Réactions des acteurs locaux
Dans les quartiers, la population s’interroge surtout sur les emplois. Selon la direction régionale, près de 120 travailleurs temporaires seront mobilisés durant le chantier et une quarantaine de postes pérennes seront créés après l’ouverture, prioritairement réservés aux jeunes diplômés du Niari.
« Ma licence en économie ne m’a pas encore ouvert de portes, confie Sonia Lebou, 24 ans. Si la banque recrute local, je déposerai mon dossier dès demain ». Le maire, Clément Mavoungou, confirme le lancement prochain d’un guichet unique d’information pour les candidatures.
Les commerçants du marché central espèrent un effet d’aspiration sur le pouvoir d’achat. L’installation de cadres bancaires, le passage régulier de convoyeurs de fonds et la venue de prestataires extérieurs pourraient doper la consommation et encourager l’ouverture de nouveaux services de proximité.
Calendrier et perspectives régionales
L’ingénierie financière est achevée et le budget, estimé à 15 milliards de francs CFA, sera injecté en trois tranches. Les appels d’offres pour le gros œuvre s’ouvrent en décembre. Les premiers coups de pelle sont attendus au début du second trimestre 2024.
La direction nationale se veut rassurante : la mise en service interviendra « au plus tard fin 2025 ». Elle signale qu’une ligne spéciale de la SNE permettra d’alimenter le site en électricité sans coupure, tandis qu’une fibre optique dédiée garantira la continuité numérique.
À terme, l’agence de Dolisie devrait traiter jusqu’à 20 % des opérations fiduciaires de la BEAC au Congo.
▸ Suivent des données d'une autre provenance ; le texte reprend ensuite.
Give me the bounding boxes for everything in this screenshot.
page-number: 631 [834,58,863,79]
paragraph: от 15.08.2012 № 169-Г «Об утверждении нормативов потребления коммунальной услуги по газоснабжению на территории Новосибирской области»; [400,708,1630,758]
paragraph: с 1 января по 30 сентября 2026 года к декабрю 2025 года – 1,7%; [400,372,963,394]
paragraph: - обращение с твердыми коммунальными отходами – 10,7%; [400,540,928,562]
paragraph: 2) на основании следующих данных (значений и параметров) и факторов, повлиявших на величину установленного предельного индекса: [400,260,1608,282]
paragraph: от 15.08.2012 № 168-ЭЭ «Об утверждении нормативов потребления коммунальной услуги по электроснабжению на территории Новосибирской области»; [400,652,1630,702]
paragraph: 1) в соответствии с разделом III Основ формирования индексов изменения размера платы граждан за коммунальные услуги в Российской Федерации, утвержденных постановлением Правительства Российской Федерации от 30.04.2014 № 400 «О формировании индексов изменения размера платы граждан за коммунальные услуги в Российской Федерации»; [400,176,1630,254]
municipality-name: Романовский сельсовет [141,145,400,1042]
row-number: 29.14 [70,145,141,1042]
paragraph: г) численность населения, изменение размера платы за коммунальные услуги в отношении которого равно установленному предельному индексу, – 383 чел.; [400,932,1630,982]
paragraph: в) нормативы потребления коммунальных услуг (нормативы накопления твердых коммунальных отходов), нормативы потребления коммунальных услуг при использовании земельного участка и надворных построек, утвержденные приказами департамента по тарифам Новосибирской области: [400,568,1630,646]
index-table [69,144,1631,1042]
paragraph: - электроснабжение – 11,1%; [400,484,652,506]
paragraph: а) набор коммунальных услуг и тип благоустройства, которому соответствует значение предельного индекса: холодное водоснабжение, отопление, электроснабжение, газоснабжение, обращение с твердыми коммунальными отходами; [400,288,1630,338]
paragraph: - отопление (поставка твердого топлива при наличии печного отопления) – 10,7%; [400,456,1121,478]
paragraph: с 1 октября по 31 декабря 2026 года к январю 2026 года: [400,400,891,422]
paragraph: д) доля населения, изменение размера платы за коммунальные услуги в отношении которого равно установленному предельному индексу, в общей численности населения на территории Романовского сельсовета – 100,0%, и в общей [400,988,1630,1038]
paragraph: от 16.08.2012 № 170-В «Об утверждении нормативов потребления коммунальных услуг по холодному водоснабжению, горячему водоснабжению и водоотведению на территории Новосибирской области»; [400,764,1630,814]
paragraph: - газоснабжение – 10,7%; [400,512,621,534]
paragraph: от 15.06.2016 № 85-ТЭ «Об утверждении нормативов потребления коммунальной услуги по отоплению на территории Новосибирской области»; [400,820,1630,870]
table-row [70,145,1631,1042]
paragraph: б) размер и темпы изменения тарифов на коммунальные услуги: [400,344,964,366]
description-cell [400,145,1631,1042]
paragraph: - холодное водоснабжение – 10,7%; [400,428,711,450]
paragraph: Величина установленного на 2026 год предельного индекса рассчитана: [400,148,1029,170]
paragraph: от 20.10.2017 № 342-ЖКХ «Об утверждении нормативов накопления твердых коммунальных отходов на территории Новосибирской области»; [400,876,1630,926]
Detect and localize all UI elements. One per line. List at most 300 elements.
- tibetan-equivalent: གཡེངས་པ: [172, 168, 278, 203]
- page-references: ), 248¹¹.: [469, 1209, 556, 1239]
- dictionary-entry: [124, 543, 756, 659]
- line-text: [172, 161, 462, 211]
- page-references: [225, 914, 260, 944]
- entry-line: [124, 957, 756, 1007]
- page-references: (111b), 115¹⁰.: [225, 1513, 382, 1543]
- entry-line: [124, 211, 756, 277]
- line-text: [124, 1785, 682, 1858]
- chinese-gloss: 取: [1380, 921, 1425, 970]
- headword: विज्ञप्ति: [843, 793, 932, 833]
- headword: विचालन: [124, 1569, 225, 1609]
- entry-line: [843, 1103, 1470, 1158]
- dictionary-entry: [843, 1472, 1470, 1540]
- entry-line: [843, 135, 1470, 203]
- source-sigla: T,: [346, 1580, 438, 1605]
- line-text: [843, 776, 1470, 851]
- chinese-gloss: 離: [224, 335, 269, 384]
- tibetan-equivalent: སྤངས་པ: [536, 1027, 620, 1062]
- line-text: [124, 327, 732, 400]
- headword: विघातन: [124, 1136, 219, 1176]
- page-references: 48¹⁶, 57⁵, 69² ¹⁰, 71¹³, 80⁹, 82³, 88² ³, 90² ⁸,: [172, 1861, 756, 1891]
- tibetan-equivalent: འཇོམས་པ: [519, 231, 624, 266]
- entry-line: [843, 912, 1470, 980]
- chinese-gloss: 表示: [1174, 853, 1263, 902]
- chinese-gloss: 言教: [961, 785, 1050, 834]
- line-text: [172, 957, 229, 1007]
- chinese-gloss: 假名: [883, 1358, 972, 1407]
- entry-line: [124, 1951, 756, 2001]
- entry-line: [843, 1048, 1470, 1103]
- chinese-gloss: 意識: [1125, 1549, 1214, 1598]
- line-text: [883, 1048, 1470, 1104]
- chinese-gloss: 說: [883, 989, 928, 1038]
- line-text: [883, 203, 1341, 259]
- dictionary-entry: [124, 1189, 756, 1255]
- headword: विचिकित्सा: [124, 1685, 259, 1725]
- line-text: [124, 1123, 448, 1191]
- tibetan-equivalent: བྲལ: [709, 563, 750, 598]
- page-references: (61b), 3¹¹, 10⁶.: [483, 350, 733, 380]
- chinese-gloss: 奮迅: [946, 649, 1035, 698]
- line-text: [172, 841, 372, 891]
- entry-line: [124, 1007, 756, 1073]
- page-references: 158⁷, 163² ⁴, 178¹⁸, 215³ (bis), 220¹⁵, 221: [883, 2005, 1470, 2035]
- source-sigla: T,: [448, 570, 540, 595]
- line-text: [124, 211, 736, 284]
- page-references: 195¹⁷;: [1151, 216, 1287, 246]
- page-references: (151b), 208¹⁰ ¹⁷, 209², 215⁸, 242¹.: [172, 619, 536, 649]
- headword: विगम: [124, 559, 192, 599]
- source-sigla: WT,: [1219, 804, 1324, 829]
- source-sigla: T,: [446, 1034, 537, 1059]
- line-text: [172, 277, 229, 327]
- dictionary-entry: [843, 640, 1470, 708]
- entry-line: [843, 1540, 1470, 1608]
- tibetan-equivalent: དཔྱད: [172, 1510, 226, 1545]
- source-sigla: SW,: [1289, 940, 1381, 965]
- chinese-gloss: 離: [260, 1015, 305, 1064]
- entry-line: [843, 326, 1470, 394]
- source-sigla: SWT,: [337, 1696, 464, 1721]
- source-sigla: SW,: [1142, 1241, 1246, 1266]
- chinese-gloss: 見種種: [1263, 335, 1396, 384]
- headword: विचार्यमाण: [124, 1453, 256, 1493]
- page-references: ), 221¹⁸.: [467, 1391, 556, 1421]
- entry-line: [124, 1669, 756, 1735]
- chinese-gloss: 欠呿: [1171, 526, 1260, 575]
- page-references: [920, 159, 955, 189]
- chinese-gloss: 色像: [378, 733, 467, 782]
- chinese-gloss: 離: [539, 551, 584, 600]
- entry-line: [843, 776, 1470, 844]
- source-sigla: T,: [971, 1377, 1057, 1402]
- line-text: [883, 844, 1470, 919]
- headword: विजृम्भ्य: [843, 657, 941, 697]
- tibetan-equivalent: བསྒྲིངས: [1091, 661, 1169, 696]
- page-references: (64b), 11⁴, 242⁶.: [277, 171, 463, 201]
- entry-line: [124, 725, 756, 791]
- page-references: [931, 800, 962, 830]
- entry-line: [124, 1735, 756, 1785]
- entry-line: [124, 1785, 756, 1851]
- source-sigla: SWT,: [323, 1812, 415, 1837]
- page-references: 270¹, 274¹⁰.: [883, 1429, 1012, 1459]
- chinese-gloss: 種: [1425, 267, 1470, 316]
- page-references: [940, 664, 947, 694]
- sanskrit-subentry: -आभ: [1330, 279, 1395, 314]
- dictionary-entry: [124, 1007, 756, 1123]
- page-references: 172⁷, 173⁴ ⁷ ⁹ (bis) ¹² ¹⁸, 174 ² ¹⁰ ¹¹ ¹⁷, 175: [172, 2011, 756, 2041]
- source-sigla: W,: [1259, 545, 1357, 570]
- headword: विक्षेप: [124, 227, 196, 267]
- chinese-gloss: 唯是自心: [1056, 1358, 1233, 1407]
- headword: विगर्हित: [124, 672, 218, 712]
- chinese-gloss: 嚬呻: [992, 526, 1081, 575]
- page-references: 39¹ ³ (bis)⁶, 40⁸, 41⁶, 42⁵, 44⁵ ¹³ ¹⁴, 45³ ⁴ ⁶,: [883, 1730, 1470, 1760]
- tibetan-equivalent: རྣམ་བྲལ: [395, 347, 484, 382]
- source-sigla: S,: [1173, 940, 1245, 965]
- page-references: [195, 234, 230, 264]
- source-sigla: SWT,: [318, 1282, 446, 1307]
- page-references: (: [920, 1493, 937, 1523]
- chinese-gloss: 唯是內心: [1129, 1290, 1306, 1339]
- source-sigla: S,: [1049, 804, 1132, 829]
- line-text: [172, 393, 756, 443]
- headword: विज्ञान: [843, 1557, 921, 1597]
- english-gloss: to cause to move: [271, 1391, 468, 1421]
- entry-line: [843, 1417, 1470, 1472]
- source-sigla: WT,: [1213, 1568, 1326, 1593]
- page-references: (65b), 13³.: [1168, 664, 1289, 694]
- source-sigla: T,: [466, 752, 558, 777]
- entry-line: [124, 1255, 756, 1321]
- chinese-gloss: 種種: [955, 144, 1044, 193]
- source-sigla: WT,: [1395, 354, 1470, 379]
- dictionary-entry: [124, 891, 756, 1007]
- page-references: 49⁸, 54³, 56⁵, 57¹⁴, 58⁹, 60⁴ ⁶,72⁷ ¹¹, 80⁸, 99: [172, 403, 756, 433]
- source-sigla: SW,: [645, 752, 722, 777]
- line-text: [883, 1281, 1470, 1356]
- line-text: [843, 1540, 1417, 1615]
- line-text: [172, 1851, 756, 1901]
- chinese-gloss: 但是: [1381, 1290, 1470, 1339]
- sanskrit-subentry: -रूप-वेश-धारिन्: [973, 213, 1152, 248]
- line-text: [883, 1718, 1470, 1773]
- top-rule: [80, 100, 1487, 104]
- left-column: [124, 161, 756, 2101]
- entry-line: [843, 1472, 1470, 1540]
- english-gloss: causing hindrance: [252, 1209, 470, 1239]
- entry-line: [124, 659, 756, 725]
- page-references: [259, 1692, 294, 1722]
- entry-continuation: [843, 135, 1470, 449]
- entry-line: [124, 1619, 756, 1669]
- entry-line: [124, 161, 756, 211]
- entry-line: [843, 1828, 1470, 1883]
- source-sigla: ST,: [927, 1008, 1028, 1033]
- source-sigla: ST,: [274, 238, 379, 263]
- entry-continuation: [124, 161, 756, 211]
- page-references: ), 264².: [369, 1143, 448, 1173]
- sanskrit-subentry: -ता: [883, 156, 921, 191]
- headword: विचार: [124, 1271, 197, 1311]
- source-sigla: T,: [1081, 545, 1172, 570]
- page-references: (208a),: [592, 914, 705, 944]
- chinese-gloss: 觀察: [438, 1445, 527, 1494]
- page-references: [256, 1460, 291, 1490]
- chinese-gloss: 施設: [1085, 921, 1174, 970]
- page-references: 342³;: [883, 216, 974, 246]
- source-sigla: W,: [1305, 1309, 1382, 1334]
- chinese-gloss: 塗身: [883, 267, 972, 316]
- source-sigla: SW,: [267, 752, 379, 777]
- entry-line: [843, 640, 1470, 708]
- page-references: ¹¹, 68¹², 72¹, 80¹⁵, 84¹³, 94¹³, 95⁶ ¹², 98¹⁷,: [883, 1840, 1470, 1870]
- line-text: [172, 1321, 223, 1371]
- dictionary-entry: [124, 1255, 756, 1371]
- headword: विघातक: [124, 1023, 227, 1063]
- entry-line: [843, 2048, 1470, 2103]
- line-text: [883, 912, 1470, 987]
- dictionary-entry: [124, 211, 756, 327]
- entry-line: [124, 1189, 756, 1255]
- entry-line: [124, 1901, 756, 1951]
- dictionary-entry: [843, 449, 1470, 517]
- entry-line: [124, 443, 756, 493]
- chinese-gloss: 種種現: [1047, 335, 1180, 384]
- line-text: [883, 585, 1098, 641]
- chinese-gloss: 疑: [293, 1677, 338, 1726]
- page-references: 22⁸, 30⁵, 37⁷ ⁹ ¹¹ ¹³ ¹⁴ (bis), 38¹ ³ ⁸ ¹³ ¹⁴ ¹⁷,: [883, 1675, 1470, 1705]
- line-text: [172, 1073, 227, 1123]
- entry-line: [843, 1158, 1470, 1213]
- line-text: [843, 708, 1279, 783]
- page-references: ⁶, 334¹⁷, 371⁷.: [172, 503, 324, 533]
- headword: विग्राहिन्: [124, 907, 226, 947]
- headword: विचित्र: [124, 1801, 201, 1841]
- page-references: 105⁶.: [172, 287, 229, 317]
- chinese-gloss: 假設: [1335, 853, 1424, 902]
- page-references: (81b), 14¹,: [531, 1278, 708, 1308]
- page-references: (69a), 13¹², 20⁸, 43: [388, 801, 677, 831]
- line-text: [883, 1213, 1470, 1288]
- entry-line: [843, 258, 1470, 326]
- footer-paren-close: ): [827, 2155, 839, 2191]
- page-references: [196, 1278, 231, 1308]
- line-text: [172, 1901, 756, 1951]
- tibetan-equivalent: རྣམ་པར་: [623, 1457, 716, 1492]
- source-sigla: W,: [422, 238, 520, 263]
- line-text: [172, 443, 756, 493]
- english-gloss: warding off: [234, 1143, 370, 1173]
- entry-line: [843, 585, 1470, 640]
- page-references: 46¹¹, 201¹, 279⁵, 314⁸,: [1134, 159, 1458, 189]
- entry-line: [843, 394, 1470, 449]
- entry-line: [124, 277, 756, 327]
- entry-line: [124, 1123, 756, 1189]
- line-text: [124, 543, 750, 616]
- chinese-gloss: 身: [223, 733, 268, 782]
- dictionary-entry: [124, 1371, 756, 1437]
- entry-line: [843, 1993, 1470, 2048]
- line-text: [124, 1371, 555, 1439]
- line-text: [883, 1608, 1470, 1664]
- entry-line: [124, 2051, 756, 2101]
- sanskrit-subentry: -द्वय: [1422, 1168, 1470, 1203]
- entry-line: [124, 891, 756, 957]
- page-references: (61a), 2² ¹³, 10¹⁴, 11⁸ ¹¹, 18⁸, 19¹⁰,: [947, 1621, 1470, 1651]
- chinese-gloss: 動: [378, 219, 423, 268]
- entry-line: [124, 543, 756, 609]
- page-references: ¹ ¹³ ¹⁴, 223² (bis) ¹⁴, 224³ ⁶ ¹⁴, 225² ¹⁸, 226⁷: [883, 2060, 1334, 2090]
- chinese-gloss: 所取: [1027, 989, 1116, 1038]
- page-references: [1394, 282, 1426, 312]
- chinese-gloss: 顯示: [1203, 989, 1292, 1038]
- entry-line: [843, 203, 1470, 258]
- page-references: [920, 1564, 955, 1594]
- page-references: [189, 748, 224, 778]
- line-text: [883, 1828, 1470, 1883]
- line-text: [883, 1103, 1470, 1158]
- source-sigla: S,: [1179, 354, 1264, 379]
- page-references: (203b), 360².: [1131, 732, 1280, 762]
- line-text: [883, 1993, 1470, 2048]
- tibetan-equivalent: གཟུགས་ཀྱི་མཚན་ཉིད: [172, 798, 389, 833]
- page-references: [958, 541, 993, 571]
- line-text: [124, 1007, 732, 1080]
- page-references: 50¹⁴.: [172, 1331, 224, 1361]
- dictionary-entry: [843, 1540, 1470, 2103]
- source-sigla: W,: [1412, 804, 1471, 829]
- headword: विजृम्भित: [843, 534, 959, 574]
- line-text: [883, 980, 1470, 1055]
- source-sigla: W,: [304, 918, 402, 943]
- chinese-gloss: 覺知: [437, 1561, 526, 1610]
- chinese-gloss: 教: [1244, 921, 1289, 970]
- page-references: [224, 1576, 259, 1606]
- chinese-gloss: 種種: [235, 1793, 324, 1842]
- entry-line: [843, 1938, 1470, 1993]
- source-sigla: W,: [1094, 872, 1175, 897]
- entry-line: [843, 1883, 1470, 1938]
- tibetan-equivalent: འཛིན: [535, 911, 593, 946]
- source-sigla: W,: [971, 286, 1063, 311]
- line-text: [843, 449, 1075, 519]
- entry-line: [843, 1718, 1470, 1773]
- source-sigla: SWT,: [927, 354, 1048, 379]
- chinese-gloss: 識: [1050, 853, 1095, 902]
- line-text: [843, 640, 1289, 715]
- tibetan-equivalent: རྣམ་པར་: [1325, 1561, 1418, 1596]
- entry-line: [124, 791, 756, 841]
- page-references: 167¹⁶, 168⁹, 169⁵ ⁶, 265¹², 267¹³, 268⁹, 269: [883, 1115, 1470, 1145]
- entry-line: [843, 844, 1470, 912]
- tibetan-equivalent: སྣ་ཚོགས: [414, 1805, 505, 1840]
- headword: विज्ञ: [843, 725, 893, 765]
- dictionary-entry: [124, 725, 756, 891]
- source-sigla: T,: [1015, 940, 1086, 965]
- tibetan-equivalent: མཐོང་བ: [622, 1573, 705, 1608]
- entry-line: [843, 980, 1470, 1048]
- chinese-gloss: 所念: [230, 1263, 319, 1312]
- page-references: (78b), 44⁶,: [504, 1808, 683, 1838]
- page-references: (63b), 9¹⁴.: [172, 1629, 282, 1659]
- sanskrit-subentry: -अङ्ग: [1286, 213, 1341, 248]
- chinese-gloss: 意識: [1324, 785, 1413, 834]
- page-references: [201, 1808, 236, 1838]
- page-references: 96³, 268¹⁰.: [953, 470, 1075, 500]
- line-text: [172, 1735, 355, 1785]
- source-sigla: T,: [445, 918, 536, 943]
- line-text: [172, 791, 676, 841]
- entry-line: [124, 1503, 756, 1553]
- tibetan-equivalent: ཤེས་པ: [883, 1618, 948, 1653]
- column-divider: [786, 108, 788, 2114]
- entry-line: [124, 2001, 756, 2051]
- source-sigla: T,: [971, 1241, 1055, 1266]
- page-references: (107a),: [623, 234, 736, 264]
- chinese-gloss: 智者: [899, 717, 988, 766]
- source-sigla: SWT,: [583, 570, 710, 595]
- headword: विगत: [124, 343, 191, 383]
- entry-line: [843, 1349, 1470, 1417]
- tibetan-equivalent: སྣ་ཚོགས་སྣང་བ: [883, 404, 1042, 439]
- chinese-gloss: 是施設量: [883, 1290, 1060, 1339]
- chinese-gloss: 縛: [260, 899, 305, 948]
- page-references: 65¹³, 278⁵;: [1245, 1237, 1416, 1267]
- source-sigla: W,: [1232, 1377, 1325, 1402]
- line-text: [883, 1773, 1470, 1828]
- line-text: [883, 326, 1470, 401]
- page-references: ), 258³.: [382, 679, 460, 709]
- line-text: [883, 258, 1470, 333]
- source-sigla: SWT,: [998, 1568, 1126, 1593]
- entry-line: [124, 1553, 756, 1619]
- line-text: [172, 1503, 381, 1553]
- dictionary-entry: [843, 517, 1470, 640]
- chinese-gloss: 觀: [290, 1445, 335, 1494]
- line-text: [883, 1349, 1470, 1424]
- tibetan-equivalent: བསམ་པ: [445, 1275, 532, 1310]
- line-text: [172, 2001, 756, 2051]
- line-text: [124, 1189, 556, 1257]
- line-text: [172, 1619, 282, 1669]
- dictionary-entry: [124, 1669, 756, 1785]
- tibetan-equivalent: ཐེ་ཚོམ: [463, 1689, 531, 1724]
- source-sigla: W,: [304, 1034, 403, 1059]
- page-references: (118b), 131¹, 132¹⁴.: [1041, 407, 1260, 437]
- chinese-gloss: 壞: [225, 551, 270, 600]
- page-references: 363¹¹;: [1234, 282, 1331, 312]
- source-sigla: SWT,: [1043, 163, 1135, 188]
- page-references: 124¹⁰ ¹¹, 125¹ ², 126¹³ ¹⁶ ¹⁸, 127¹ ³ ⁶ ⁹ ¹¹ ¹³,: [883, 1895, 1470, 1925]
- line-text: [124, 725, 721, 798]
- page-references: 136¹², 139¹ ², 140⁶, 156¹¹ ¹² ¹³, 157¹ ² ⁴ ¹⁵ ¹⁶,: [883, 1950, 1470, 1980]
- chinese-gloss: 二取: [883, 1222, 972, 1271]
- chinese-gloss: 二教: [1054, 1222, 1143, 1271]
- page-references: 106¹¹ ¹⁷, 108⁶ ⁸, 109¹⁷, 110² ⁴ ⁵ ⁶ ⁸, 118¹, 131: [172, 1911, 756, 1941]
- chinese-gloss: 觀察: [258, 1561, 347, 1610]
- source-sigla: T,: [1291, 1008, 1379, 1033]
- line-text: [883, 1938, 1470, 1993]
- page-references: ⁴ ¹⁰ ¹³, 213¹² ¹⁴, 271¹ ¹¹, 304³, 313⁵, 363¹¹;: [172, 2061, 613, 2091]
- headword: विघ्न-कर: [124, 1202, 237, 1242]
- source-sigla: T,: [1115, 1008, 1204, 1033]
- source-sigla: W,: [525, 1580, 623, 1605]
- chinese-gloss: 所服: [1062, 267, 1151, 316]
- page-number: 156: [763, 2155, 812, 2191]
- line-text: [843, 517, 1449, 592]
Un pas de plus vers la décentralisation prônée par le gouverneur Abbas Mahamat Tolli, qui veut rapprocher la banque régionale « des réalités économiques de chaque territoire ».
Les prochains mois seront consacrés à la formation des futurs caissiers centraux, organisée à Brazzaville puis à Douala. L’accent sera mis sur la lutte anti-blanchiment et la cyber-sécurité, compétences indispensables pour un centre de tri de nouvelle génération.